Now Tamminen has again donned the shining armour of the Knight of the Rueful Countenance, tackling what can be a deadly serious genre of literature, namely memoirs. This is perhaps not so typical for someone in his 30s. But Tamminen’s male protagonist, however neurotic or anxious he may be, is quite fearless: Muistelmat (‘Memoirs’, Otava, 2004) runs to 78 pages.

In the Finnish language, the word muistelma in the singular may also mean a thing remembered, a rememberance. Tamminen’s narrator journeys through life, from the year 1970 till the present day, from a small boy to a husband and father. Whether or not this character is a man called Petri Tamminen, is not terribly important – what is significant is that these short memories indeed form a fragmented, incomplete biography.
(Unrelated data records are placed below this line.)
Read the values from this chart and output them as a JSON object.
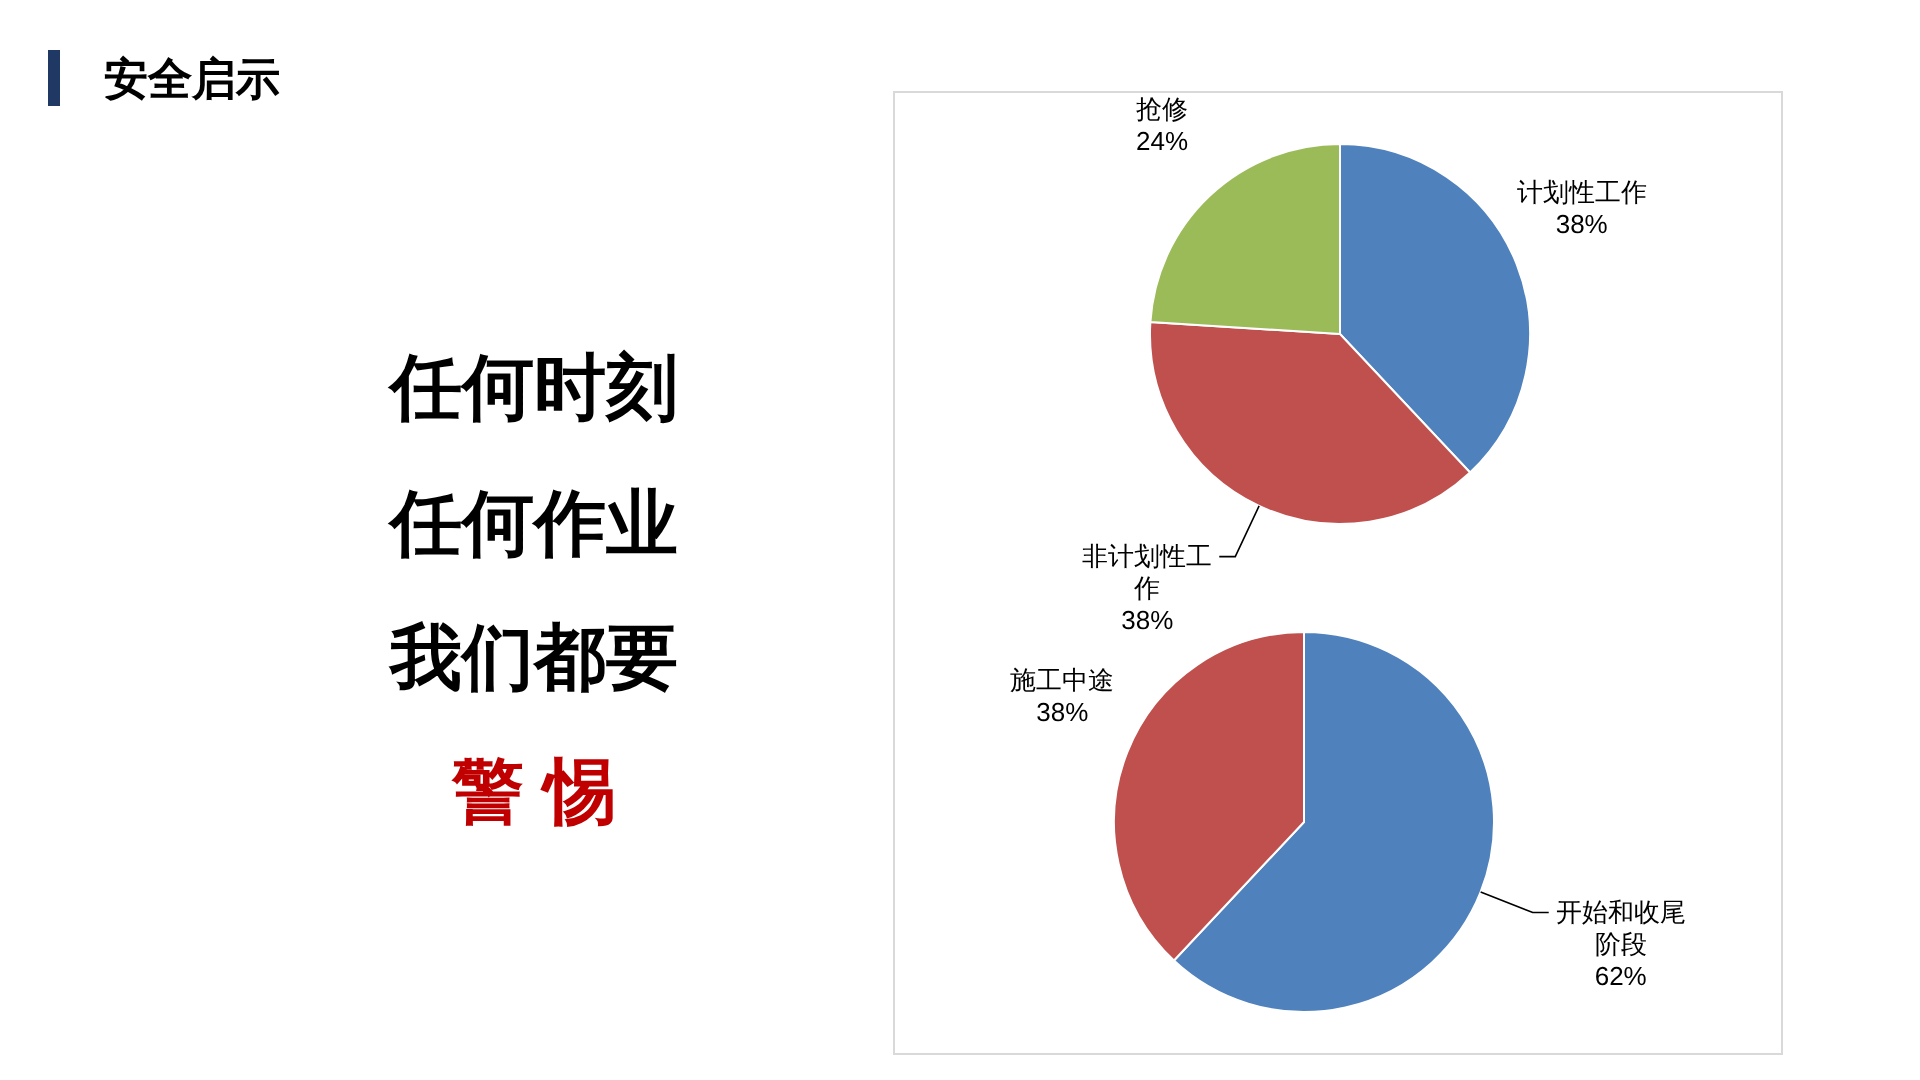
{
  "chart_data": [
    {
      "type": "other",
      "title": "安全启示",
      "annotations": [
        "任何时刻",
        "任何作业",
        "我们都要",
        "警 惕"
      ]
    },
    {
      "type": "pie",
      "categories": [
        "计划性工作",
        "非计划性工作",
        "抢修"
      ],
      "values": [
        38,
        38,
        24
      ],
      "colors": [
        "#4f81bd",
        "#c0504d",
        "#9bbb59"
      ],
      "value_labels": [
        "38%",
        "38%",
        "24%"
      ]
    },
    {
      "type": "pie",
      "categories": [
        "开始和收尾阶段",
        "施工中途"
      ],
      "values": [
        62,
        38
      ],
      "colors": [
        "#4f81bd",
        "#c0504d"
      ],
      "value_labels": [
        "62%",
        "38%"
      ]
    }
  ]
}
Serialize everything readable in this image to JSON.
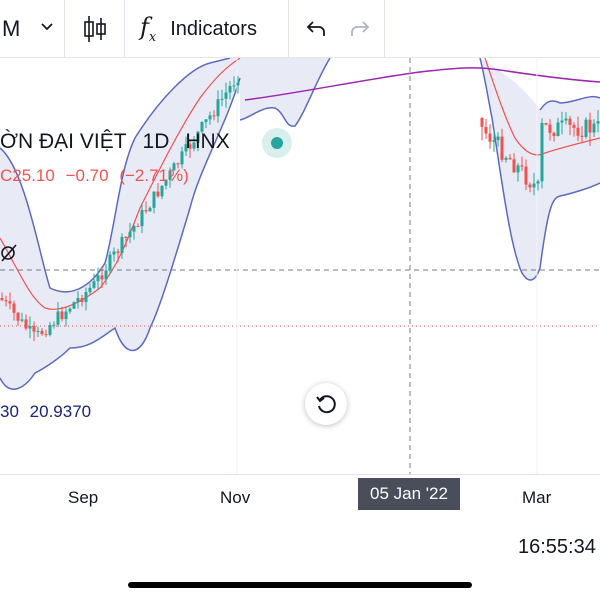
{
  "toolbar": {
    "interval_label": "M",
    "indicators_label": "Indicators",
    "icons": [
      "chevron-down-icon",
      "candles-icon",
      "fx-icon",
      "undo-icon",
      "redo-icon"
    ]
  },
  "legend": {
    "symbol_name": "ỜN ĐẠI VIỆT",
    "interval": "1D",
    "exchange": "HNX",
    "close_prefix": "C",
    "close": "25.10",
    "change": "−0.70",
    "change_pct": "(−2.71%)",
    "bb_value_1": "30",
    "bb_value_2": "20.9370"
  },
  "axis": {
    "x_labels": [
      "Sep",
      "Nov",
      "Mar"
    ],
    "crosshair_date": "05 Jan '22"
  },
  "status": {
    "clock": "16:55:34"
  },
  "colors": {
    "up": "#26a69a",
    "down": "#ef5350",
    "bollinger": "#5c6bc0",
    "bb_fill": "#e8eaf6",
    "basis": "#ef5350",
    "moving_average": "#9c27b0",
    "tooltip": "#4a4e5a"
  }
}
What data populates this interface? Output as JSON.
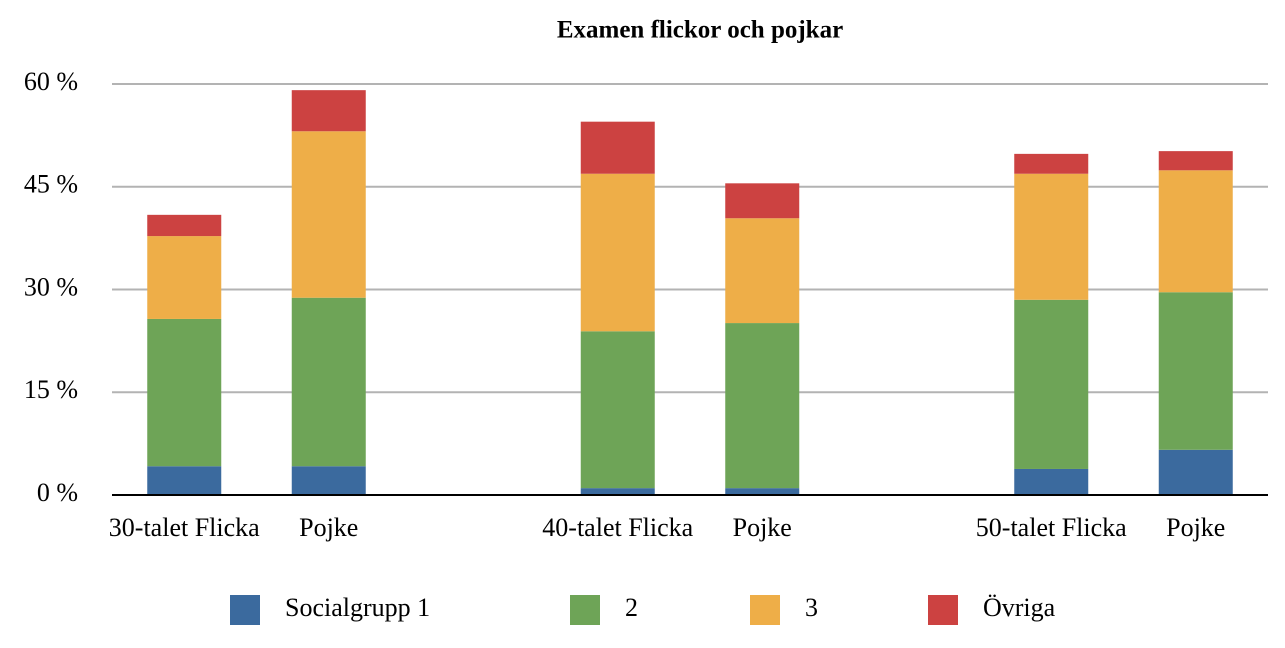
{
  "chart_data": {
    "type": "stacked_bar",
    "title": "Examen flickor och pojkar",
    "categories": [
      "30-talet Flicka",
      "Pojke",
      null,
      "40-talet Flicka",
      "Pojke",
      null,
      "50-talet Flicka",
      "Pojke"
    ],
    "series": [
      {
        "name": "Socialgrupp 1",
        "color": "#3b6a9e",
        "values": [
          4.2,
          4.2,
          null,
          1.0,
          1.0,
          null,
          3.8,
          6.6
        ]
      },
      {
        "name": "2",
        "color": "#6ea457",
        "values": [
          21.5,
          24.6,
          null,
          22.9,
          24.1,
          null,
          24.7,
          23.0
        ]
      },
      {
        "name": "3",
        "color": "#eeae48",
        "values": [
          12.1,
          24.3,
          null,
          23.0,
          15.3,
          null,
          18.4,
          17.8
        ]
      },
      {
        "name": "Övriga",
        "color": "#cc4241",
        "values": [
          3.1,
          6.0,
          null,
          7.6,
          5.1,
          null,
          2.9,
          2.8
        ]
      }
    ],
    "ylim": [
      0,
      60
    ],
    "yticks": [
      {
        "value": 0,
        "label": "0 %"
      },
      {
        "value": 15,
        "label": "15 %"
      },
      {
        "value": 30,
        "label": "30 %"
      },
      {
        "value": 45,
        "label": "45 %"
      },
      {
        "value": 60,
        "label": "60 %"
      }
    ],
    "grid": true,
    "legend": "bottom"
  }
}
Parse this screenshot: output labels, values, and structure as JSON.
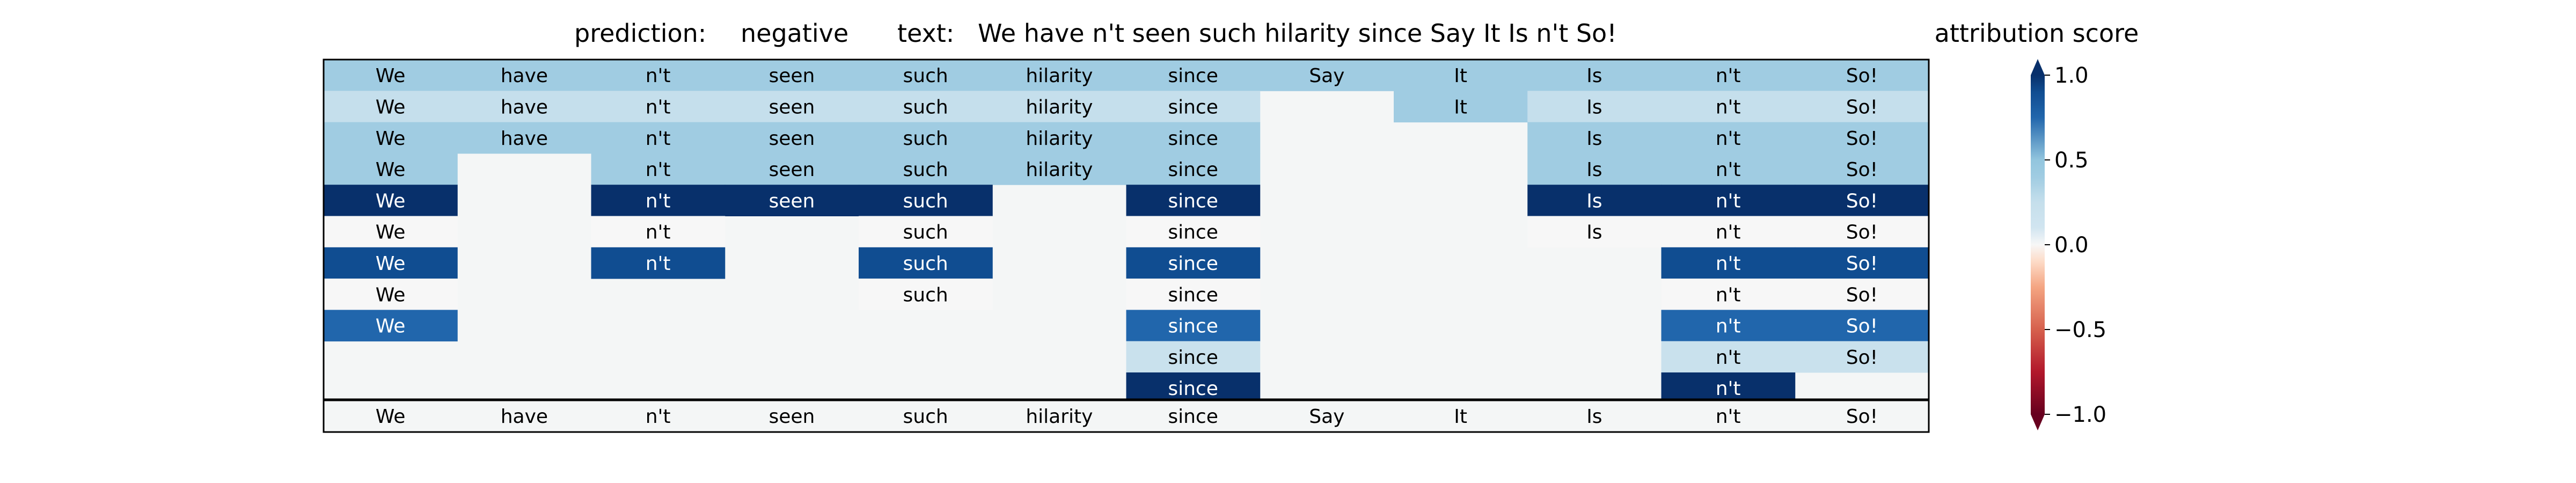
{
  "chart_data": {
    "type": "heatmap",
    "title_prediction_label": "prediction:",
    "title_prediction_value": "negative",
    "title_text_label": "text:",
    "title_text_value": "We have n't seen such hilarity since Say It Is n't So!",
    "tokens": [
      "We",
      "have",
      "n't",
      "seen",
      "such",
      "hilarity",
      "since",
      "Say",
      "It",
      "Is",
      "n't",
      "So!"
    ],
    "rows": [
      [
        0.4,
        0.4,
        0.4,
        0.4,
        0.4,
        0.4,
        0.4,
        0.4,
        0.4,
        0.4,
        0.4,
        0.4
      ],
      [
        0.25,
        0.25,
        0.25,
        0.25,
        0.25,
        0.25,
        0.25,
        null,
        0.4,
        0.25,
        0.25,
        0.25
      ],
      [
        0.4,
        0.4,
        0.4,
        0.4,
        0.4,
        0.4,
        0.4,
        null,
        null,
        0.4,
        0.4,
        0.4
      ],
      [
        0.4,
        null,
        0.4,
        0.4,
        0.4,
        0.4,
        0.4,
        null,
        null,
        0.4,
        0.4,
        0.4
      ],
      [
        1.0,
        null,
        1.0,
        1.0,
        1.0,
        null,
        1.0,
        null,
        null,
        1.0,
        1.0,
        1.0
      ],
      [
        0.0,
        null,
        0.0,
        null,
        0.0,
        null,
        0.0,
        null,
        null,
        0.0,
        0.0,
        0.0
      ],
      [
        0.9,
        null,
        0.9,
        null,
        0.9,
        null,
        0.9,
        null,
        null,
        null,
        0.9,
        0.9
      ],
      [
        0.0,
        null,
        null,
        null,
        0.0,
        null,
        0.0,
        null,
        null,
        null,
        0.0,
        0.0
      ],
      [
        0.75,
        null,
        null,
        null,
        null,
        null,
        0.75,
        null,
        null,
        null,
        0.75,
        0.75
      ],
      [
        null,
        null,
        null,
        null,
        null,
        null,
        0.2,
        null,
        null,
        null,
        0.2,
        0.2
      ],
      [
        null,
        null,
        null,
        null,
        null,
        null,
        1.0,
        null,
        null,
        null,
        1.0,
        null
      ]
    ],
    "colorbar": {
      "label": "attribution score",
      "min": -1.0,
      "max": 1.0,
      "ticks": [
        1.0,
        0.5,
        0.0,
        -0.5,
        -1.0
      ],
      "tick_labels": [
        "1.0",
        "0.5",
        "0.0",
        "−0.5",
        "−1.0"
      ],
      "colormap": "RdBu"
    },
    "grid": false
  }
}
The young man becomes a student, gets engaged, jeopardises the relationship by having a secret romance, goes into therapy and thinks a great deal about death between 1995 and 1998. A shattering row takes place between him and his beloved, described on all of four lines! And then suddenly, a daughter, born prematurely, makes her appearance into this cruel but sometimes wonderful world. The reader needs to consider what is absent from each story, to fill in the empty spaces between the sentences. The author keeps collecting his mental notes from the past, from different places, a small village, a big town or in a foreign country, wherever his life has led him to stay or visit.

Tamminen seems equally puzzled, troubled, amused and fascinated by the tragicomical series of events – creating a phenomenon called life – that constantly take place around and within him, and invites his reader to share his wonderment.